A: Oh yes. Between First Select and Credigy, I have been responsible for making the decision to sue more than 150,000 people. There are a lot of lawyers that can’t claim that number of suits in a lifetime.
Q: Well why don’t we just sue everybody?
A: The phrase “blood from a turnip” comes to mind. One of the ways that you can go broke in a big way is by suing people that will never be able to pay you at all. Simple math, it costs a lot of money to sue people.
Q: Okay, so you need to decide who to sue, then what?
A: Put quite simply, my philosophy is this – if you won’t pay, but can (or will in the future) be able to pay, I’m going to sue you. If I sue you I’m going to win.
Q: That sounds kind of arrogant, can you back it up?
A: Courts in seven states have recognized me as an expert at consumer debt litigation. At Credigy, if a case got really nasty, I would go testify live. I refuse to lose.
Q: Really? What’s your win/lose record?
A: In my last 18 months at Credigy, I testified live at 42 trials. My record was 41-1. By the way, I fired the law firm where we lost.
Q: What’s the toughest aspect of this type of lawsuit?

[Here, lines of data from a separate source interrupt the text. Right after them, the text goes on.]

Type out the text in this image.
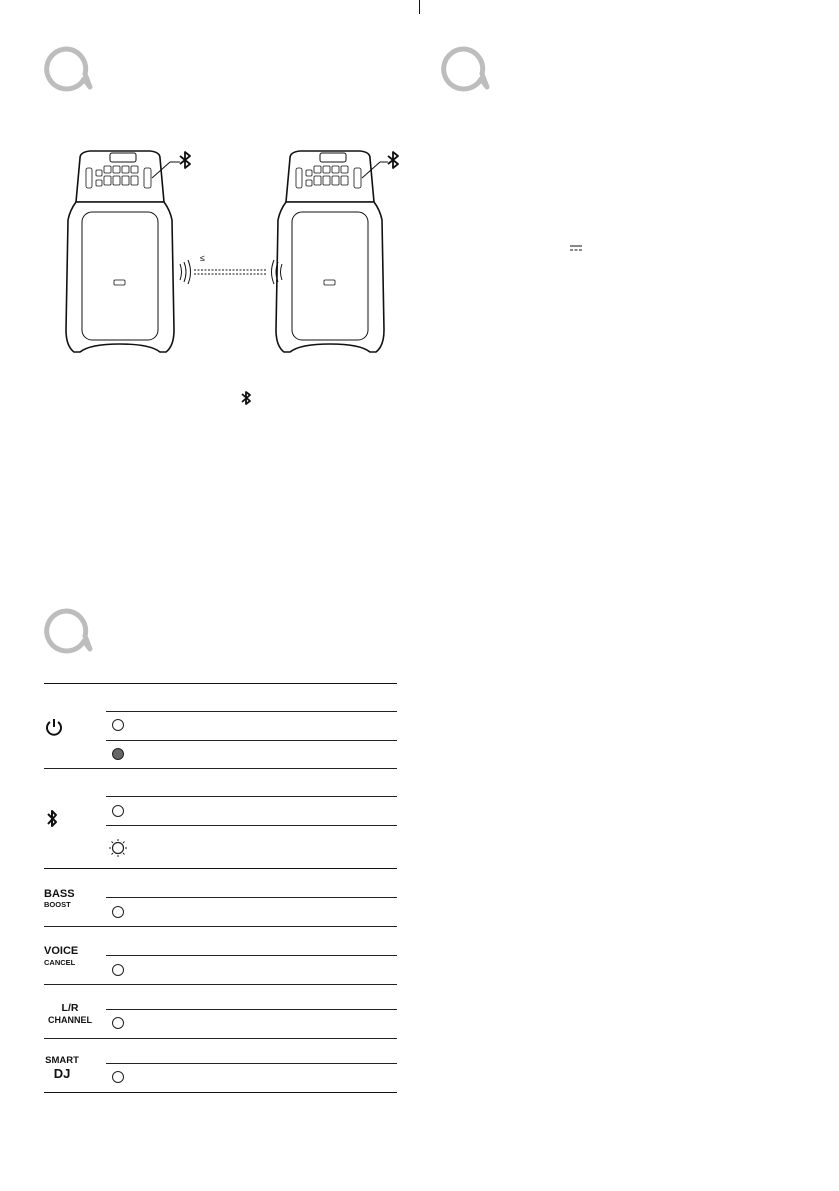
≤
BASS
BOOST
VOICE
CANCEL
L/R
CHANNEL
SMART
DJ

A: By and large, judges are comfortable if you can show them a signature on a piece of paper. The vast majority of judges grew up long before the internet and the passage of the “e-signature” bill during the Clinton administration. Sometimes you’ve got to spend a lot of time educating them.
Q: How do you do this?
A: I have been qualified as an “expert witness” in seven states on the subject of the electronic records of consumer lending transactions. There was a judge in Texas that had me on the stand for more than three hours – the majority of the time, the judge was quizzing me. Other than I missed the last flight home, I thought it was time well spent – he never questioned any of our requests for default judgment after that.